The cost of the latest Ultium batteries is reported to be around $100 per kWh — one tenth the cost of the battery for the Chevy Volt when it first went on sale 7 years ago. The Ultium battery packs will operate at 400 volts and be capable of DC fast charging at up to 250 kW. The Hummer EV will use two of those 400 volt packs virtually wired in series to simulate an 800 volt system during charging, allowing for charging at up to 350 kW.
Ultium Motor Basics
The Ultium system will offer three oil cooled axial flux motors. Two permanent magnet motors will offer 241 or 341 horsepower. The third motor is an AC induction unit with 83 horsepower that will be used to provide all wheel drive capability without the electromagnetic drag while coasting associated with permanent magnet motors. All three motors can be built using common tooling and all have an integrated reduction drive and power inverter. Motor control software adjusts the input power every 10 milliseconds, which helps make the motors nearly 97% efficient. Initially, the three motors will be offered in a total of 5 different drive configurations.
Ultrasound Operating System
GM vehicles based on the Ultium architecture will utilize what The General calls Ultifi, a Linux-based operating system that enables secure over-the-air updates, vehicle-to-everything communication, and e-commerce. This is where the future of automobiles is headed.

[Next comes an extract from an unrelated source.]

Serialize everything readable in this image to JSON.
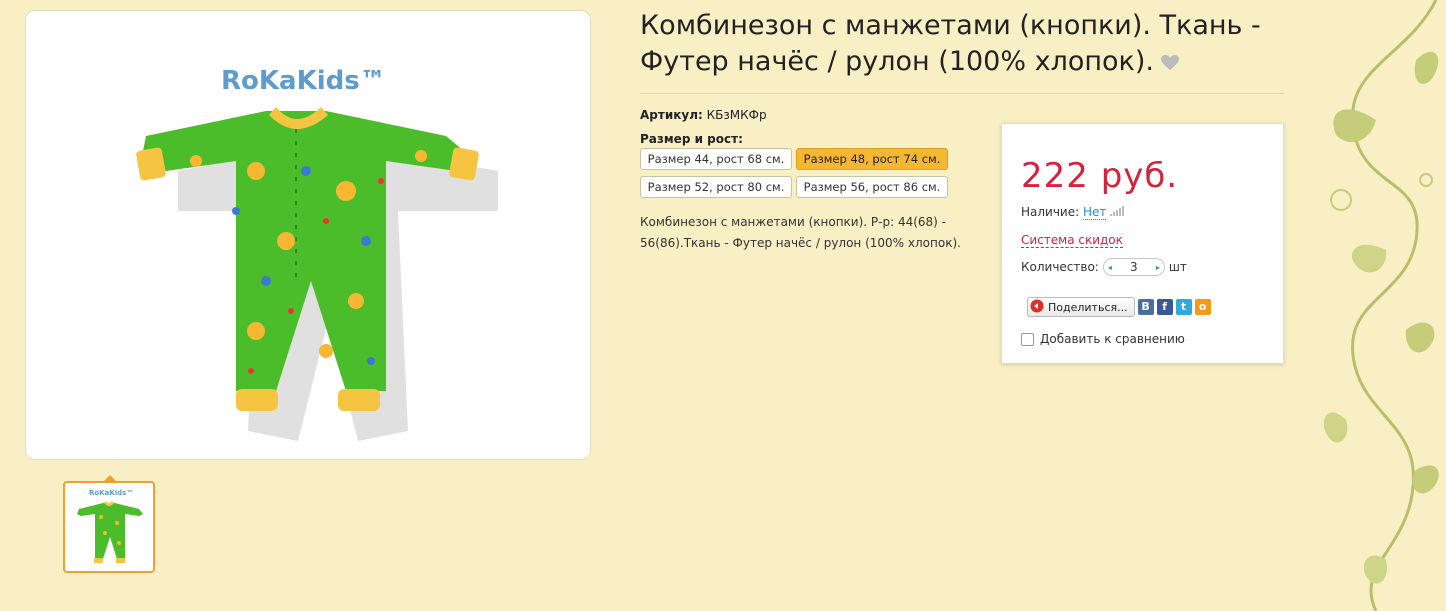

Motor Trend says Ultifi is designed to do two things for General Motors — increase customer loyalty and generate a new revenue stream by offering subscriptions to streaming content and concierge services to selling permanent upgrades or renting temporary features over a vehicle’s useful lifetime. Some of those money makers include:
- Vehicle authorization using driver-facing camera and facial recognition software
- Automatic window/roof closing based on links to local weather forecasts
- Planetarium app using GPS location to indicate nearby star constellations on the infotainment screen(s)
- Gesundheit mode, which closes windows and activates air recirculation when pollen counts are high
- Monitoring of nearby traffic to learn of icy/slick spots, potholes, obstacles, etc.
- Enhanced powertrain and suspension settings for use during track days
General Motors is pretty excited about offering its EV future and feels it will be fully competitive withs from crosstown rival Ford; European brands such as Volkswagen, Mercedes, and BMW; and Asian companies such as Toyota, Honda, Hyundai, and Kia. (Whether Chinese cars ever find a market in America probably depends more on politics than economics.)
All manufacturers are looking at the prospect of generating new revenue streams thanks to the wonders of digital communications. Tesla is thinking about making full self-driving available on an “as needed” basis for a fee. It’s a bright prospect for manufacturers, but will it be a hit with drivers? That’s a question only time will provide an answer to.